当初の実装ではセキュリティがあまり考慮されておらず、安全ではないプロトコルをしばしば利用して、専用のクライアントからオフィスやデータセンターとの接続を確立していました。しかしその後、サイバー攻撃の進化とVPN技術の普及に伴い、問題が表面化します。モバイルアクセスVPNはセキュリティインフラ上に脆弱な伝送路を形成するため、強力な認証機能と暗号化機能を導入する必要性が生じたのです。

その後10年以上、状況はあまり変わりませんでした。VPNの活用方法についてユーザーと会話すると、現在でもモバイルVPNに対する考え方が当初の目的から変わっていないと感じます。すなわち、ユーザーと場所の安全な接続です。

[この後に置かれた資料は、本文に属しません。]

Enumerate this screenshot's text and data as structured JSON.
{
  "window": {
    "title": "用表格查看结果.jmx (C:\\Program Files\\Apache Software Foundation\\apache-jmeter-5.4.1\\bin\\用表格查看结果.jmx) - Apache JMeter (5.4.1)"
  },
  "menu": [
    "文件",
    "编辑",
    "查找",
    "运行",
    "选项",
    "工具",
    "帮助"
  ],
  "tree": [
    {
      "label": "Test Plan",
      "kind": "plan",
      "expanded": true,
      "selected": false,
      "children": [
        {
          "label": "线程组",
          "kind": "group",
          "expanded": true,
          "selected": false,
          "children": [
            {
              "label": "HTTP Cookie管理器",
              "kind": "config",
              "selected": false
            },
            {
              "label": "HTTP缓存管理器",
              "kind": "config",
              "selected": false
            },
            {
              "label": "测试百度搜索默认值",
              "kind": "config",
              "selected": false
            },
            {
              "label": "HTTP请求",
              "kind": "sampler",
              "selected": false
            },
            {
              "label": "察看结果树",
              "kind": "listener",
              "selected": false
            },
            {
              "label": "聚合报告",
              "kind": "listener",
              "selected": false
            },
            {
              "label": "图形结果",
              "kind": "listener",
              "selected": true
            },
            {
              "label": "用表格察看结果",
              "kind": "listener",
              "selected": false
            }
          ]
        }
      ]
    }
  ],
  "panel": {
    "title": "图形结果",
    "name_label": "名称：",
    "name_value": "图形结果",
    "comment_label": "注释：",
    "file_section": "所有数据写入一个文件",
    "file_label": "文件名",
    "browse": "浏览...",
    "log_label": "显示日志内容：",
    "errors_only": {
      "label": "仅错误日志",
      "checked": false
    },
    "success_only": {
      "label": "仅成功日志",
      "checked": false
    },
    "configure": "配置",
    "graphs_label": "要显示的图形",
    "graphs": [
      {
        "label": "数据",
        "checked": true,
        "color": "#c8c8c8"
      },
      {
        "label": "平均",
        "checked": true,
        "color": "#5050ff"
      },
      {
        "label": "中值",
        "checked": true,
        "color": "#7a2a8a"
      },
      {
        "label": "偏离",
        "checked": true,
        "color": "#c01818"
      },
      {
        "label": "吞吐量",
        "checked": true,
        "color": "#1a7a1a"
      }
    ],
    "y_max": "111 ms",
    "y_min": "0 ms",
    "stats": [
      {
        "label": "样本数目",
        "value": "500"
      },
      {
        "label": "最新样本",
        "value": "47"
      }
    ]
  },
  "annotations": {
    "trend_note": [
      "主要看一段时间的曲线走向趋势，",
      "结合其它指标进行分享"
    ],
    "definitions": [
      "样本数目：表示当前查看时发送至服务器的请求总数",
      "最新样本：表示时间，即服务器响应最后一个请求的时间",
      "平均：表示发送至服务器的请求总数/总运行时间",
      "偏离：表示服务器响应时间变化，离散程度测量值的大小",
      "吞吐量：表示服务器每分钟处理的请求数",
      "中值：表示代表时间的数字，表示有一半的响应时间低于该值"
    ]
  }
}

一方で、明らかに変化したのは場所の定義です。つまり、データ、サービス、アプリケーションを多様なクラウドプラットフォームに分散して保管するようになりつつあり、VPN技術が当初の目的を達成し続けることが非常に難しくなっています。

VPNの死と、その後継者

よくあることですが、新しい問題が持ち上がると、問題を解決するためのテクノロジが開発されます。VPNのケースでは、全く新しい製品カテゴリである「ソフトウェア定義境界(SDP)」の登場によって解決策が見出されました。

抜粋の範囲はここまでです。